At today’s Build 2020 online developer conference, Microsoft introduced a lot about The Edge browser. But what we’re most concerned about is that the software giant is finally pushing the Edge browser to the public in a few weeks. In fact, as early as January this year, the Edge development team announced “full availability” and promised a “slow rollout”, not expecting a few months.
Users finally get a chance to experience The Edge Stable
In February, Microsoft began pushing Edge browsers to Windows Insider testers for the Release Preview channel. However, no one else has received this update except the public user.
Although not explicitly mentioned in the blog post, the formal version of Edge appears to be released as part of the May update (developers have taken the lead and will arrive later this month).
Users are expected to receive a push from the new Edge browser through Windows Update, along with a range of new features. For example, favorites are deeply integrated with Pinterest to save network pictures, text, and links in groups.
Users can see The Pinterest recommendation at the bottom of their favorites and support the export of collections to this service, allowing Edge Insider testers to get the first look next month.
In addition, the sidebar offers new search options that not only reduce the hassle of creating new tabs (tabs), but also display search results directly in the sidebar, which is also scheduled to be pushed to Edge Insider testers in the coming weeks.

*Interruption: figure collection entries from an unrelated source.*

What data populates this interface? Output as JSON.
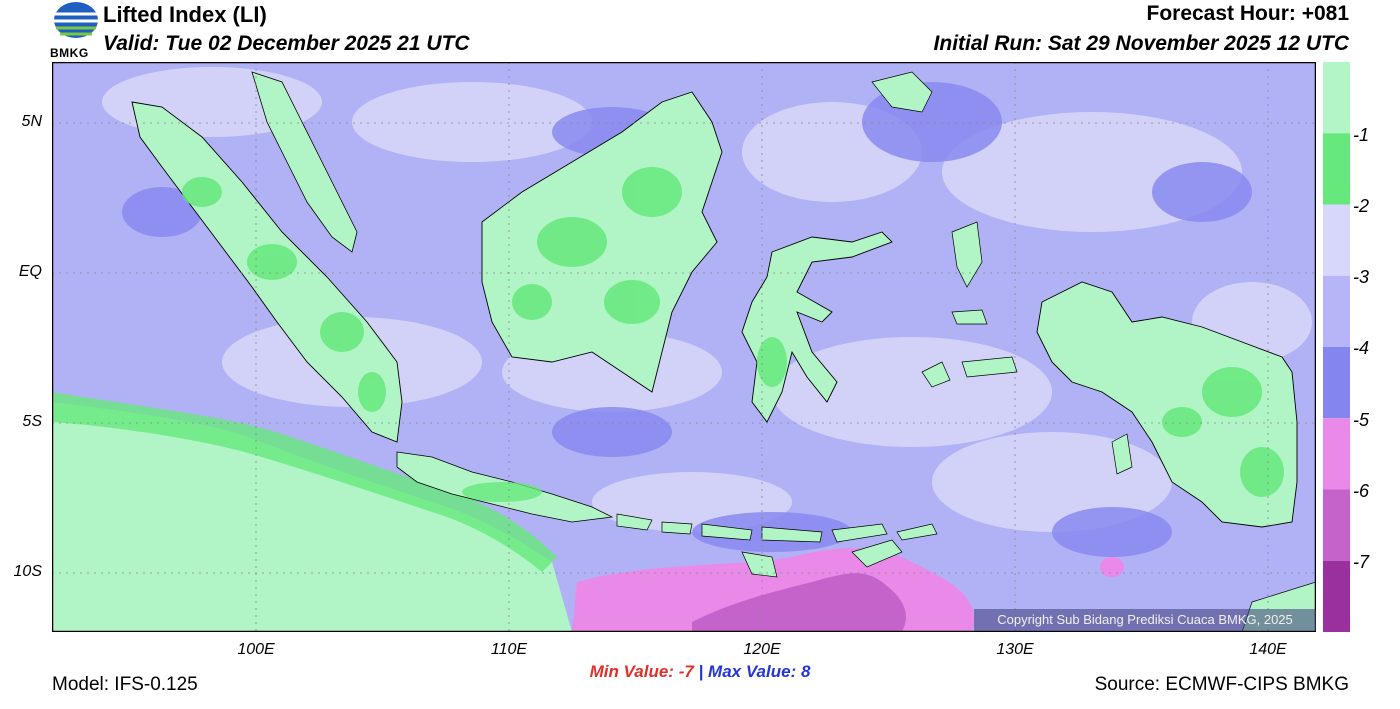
{
  "header": {
    "title": "Lifted Index (LI)",
    "valid": "Valid: Tue 02 December 2025 21 UTC",
    "forecast_hour": "Forecast Hour: +081",
    "initial_run": "Initial Run: Sat 29 November 2025 12 UTC"
  },
  "logo": {
    "text": "BMKG",
    "icon": "bmkg-globe-icon"
  },
  "axes": {
    "x_ticks": [
      "100E",
      "110E",
      "120E",
      "130E",
      "140E"
    ],
    "y_ticks": [
      "5N",
      "EQ",
      "5S",
      "10S"
    ]
  },
  "stats": {
    "min_label": "Min Value:",
    "min_value": "-7",
    "separator": "|",
    "max_label": "Max Value:",
    "max_value": "8"
  },
  "footer": {
    "model": "Model: IFS-0.125",
    "source": "Source: ECMWF-CIPS BMKG",
    "copyright": "Copyright Sub Bidang Prediksi Cuaca BMKG, 2025"
  },
  "colorbar": {
    "labels": [
      "-1",
      "-2",
      "-3",
      "-4",
      "-5",
      "-6",
      "-7"
    ],
    "colors": [
      "#b3f5c7",
      "#66e87c",
      "#d7d7fb",
      "#b5b5f7",
      "#8585f0",
      "#e98ae8",
      "#c463ca",
      "#9a2f9e"
    ]
  },
  "map_colors": {
    "ocean_base": "#b1b1f5",
    "ocean_light": "#d6d6fa",
    "ocean_dark": "#8a8af0",
    "land_base": "#b1f5c6",
    "green_strong": "#66e87c",
    "pink": "#e98ae8",
    "magenta": "#c463ca"
  }
}
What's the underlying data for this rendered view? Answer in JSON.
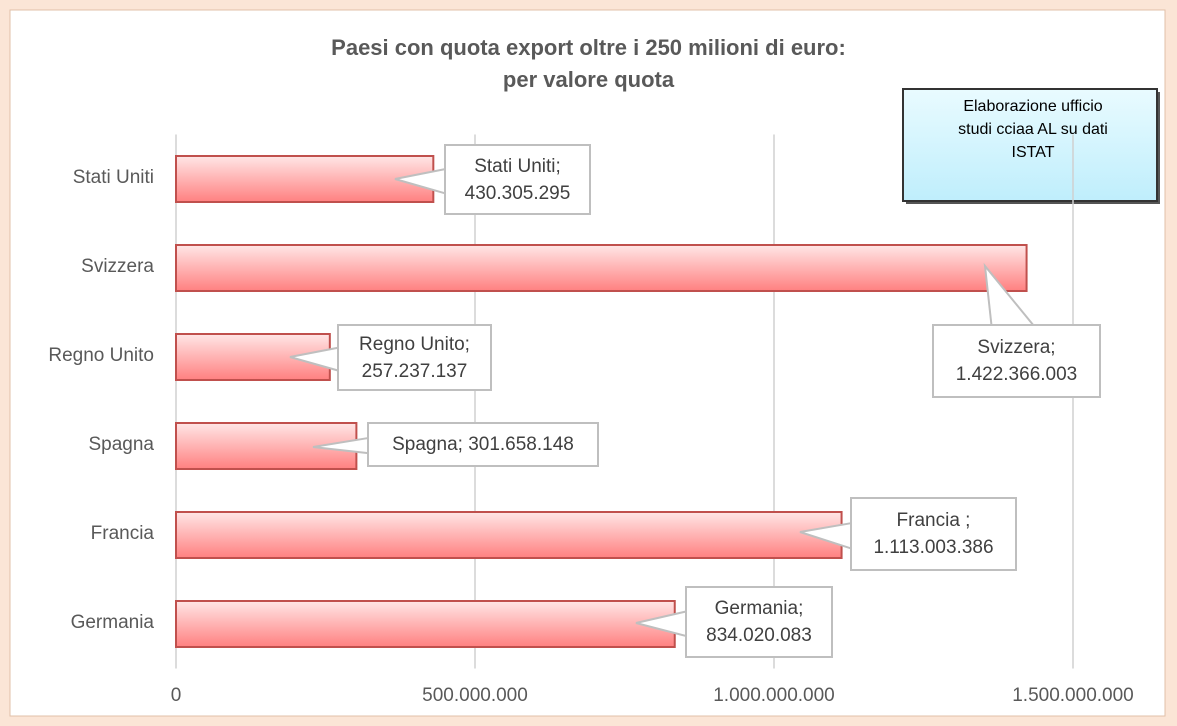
{
  "chart_data": {
    "type": "bar",
    "orientation": "horizontal",
    "title": "Paesi con quota export oltre i 250 milioni di euro:\nper valore quota",
    "annotation": "Elaborazione ufficio\nstudi cciaa AL su dati\nISTAT",
    "categories": [
      "Stati Uniti",
      "Svizzera",
      "Regno Unito",
      "Spagna",
      "Francia",
      "Germania"
    ],
    "values": [
      430305295,
      1422366003,
      257237137,
      301658148,
      1113003386,
      834020083
    ],
    "value_labels": [
      "Stati Uniti;\n430.305.295",
      "Svizzera;\n1.422.366.003",
      "Regno Unito;\n257.237.137",
      "Spagna; 301.658.148",
      "Francia ;\n1.113.003.386",
      "Germania;\n834.020.083"
    ],
    "color": "#c0504d",
    "xlim": [
      0,
      1500000000
    ],
    "xticks": [
      0,
      {
        "value": 500000000,
        "label": "500.000.000"
      },
      {
        "value": 1000000000,
        "label": "1.000.000.000"
      },
      {
        "value": 1500000000,
        "label": "1.500.000.000"
      }
    ],
    "grid": true
  }
}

Improvements to the Bing search experience complement the Edge browser, and this time is no exception. For example, when you log in with your work account, you’ll have a new “work” page in addition to the images, shopping, news, and other tags.
The idea is to find the internal areas of your organization through Windows Search to retrieve related files, people, and resources in your internal site. Integration with Power BI will arrive at the end of June.
Finally, Microsoft released a preview of WebView2. As part of the Project Reunion project, it aims to unify Win32 and UWP applications.
Instead of the initial EdgeHTML WebView, developers can integrate Chromium-based WebView2 into their app.